Un argumento a favor de la “continuidad institucional”
El economista jefe de EY, Gregory Daco, escribió en una nota para clientes el lunes que cree que Powell seguirá formando parte de la Junta, pero por motivos de continuidad institucional, no políticos.
Warsh ha dado señales de querer recalibrar el funcionamiento de la Reserva Federal, abogando por un “cambio de régimen”, proponiendo un nuevo marco de inflación, un balance más reducido y cambios en la comunicación.
Durante su audiencia de confirmación ante el Senado la semana pasada, Warsh afirmó que cree que los miembros de la Reserva Federal deberían hablar con menos frecuencia, retirar las directrices prospectivas y dejar de anticipar las decisiones del banco central antes de las reuniones sobre tipos de interés.
No se comprometió a celebrar una rueda de prensa tras cada reunión de política monetaria, una práctica implementada por Powell que los inversores siguen de cerca.
Daco señaló que una Reserva Federal bajo el liderazgo de Warsh apunta a un marco de política monetaria más centralizado, menos transparente y potencialmente más expuesto políticamente.
“En ese contexto, la permanencia de Powell en la Junta contribuiría a preservar la continuidad institucional, consolidar el enfoque de comunicación actual y proporcionar un contrapeso estabilizador durante la transición”, escribió Daco.
Existe un precedente de un presidente de la Reserva Federal que permanece en la Junta tras finalizar su mandato, aunque es poco común. Marriner Eccles permaneció como gobernador entre 1948 y 1951 tras finalizar su mandato como presidente, durante un periodo de tensión entre la Reserva Federal y el Tesoro en torno a la política de tipos de interés. Este periodo culminó con el Acuerdo FED-Tesoro de 1951, que restableció la independencia de la Reserva Federal tras haber sido presionada para apoyar el financiamiento gubernamental durante y después de la Segunda Guerra Mundial.

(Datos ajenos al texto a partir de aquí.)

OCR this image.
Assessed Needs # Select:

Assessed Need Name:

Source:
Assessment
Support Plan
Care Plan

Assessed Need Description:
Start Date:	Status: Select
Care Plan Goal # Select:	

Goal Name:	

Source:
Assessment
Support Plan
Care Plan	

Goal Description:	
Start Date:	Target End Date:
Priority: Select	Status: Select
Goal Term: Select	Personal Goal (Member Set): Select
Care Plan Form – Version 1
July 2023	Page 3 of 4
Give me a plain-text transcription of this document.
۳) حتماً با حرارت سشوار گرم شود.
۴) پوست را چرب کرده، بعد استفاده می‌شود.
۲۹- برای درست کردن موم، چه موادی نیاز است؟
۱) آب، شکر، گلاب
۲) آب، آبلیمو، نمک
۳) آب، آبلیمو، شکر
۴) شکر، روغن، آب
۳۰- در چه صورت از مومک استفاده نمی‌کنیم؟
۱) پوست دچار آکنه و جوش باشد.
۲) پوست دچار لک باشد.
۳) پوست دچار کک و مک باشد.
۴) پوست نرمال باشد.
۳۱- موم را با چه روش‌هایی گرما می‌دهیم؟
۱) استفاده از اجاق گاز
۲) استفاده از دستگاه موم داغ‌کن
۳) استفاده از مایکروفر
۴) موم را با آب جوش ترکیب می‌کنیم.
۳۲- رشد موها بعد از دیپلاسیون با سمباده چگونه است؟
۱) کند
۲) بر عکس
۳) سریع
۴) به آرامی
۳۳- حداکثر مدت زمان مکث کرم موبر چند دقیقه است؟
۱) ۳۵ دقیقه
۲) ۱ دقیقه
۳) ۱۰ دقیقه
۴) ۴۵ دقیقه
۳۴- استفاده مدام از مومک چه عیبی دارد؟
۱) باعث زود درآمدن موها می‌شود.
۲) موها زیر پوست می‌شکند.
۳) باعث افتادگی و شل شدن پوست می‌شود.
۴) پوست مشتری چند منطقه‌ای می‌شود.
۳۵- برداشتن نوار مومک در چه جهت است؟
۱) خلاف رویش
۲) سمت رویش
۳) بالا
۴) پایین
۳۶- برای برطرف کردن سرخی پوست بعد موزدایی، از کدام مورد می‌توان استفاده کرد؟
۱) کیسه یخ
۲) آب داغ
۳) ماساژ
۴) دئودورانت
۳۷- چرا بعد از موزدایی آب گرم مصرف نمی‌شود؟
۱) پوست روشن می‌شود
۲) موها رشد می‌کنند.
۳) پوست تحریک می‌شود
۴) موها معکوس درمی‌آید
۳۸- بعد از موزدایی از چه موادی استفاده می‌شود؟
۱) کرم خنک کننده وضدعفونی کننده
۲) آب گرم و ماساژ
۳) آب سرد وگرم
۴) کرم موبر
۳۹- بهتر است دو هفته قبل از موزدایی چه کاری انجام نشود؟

Caso archivado, pero no definitivo
El Departamento de Justicia inició su investigación en enero para determinar si Powell mintió al Congreso el verano pasado sobre los sobrecostos en las renovaciones del edificio de la sede de la Reserva Federal en Washington. El proyecto fue propuesto y aprobado por la junta directiva de la Reserva Federal en 2017, cuando Powell era miembro de la junta, pero aún no la presidía. Desde entonces, el proyecto ha sido objeto de revisiones presupuestarias anuales por parte de la dirección de la Reserva Federal. El costo de modernizar la sede del banco central ha aumentado a casi 2.500 millones de dólares, desde una estimación inicial de 1.900 millones en 2021.
“Lo que queríamos asegurar es que se investigara esta conducta”, declaró el fiscal general interino Todd Blanche en el programa “Meet the Press”. “Ese ha sido el objetivo desde el principio: comprender qué está sucediendo con esta situación, con el edificio, con los sobrecostos y por qué está costando tanto dinero”.
El presidente Trump afirmó el sábado que la investigación no se ha abandonado.
“Lo que quiero investigar es cómo un edificio que yo podría haber construido por 25 millones de dólares puede costar 4.000 millones”, dijo Trump, inflando la estimación del costo. “Él estaba a cargo, así que llegaremos al fondo del asunto”.
La investigación ya sufrió un revés cuando un juez federal desestimó el mes pasado dos citaciones del Departamento de Justicia, anulando de hecho la investigación. Pirro había prometido apelar antes de retirar el caso la semana pasada, aunque Tillis aclaró que cualquier apelación ahora sería de carácter procesal y no con el propósito de volver a emitir citaciones.
Blanche reiteró que si el Inspector General descubre pruebas de conducta delictiva, no cabe duda de que el Departamento de Justicia reabrirá la investigación.
“Sospecho que el Sr. Powell quiere ver qué sucede con la apelación y asegurarse de que se resuelva completamente después de la misma. Podría ser un proceso largo, esperemos que no”, dijo Tillis en el programa “Meet the Press”.
El analista de TD Cowen, Jaret Seiburg, afirmó que también espera que Powell permanezca en la Reserva Federal hasta que concluya la investigación del Inspector General y el Departamento de Justicia dé por finalizada la investigación penal.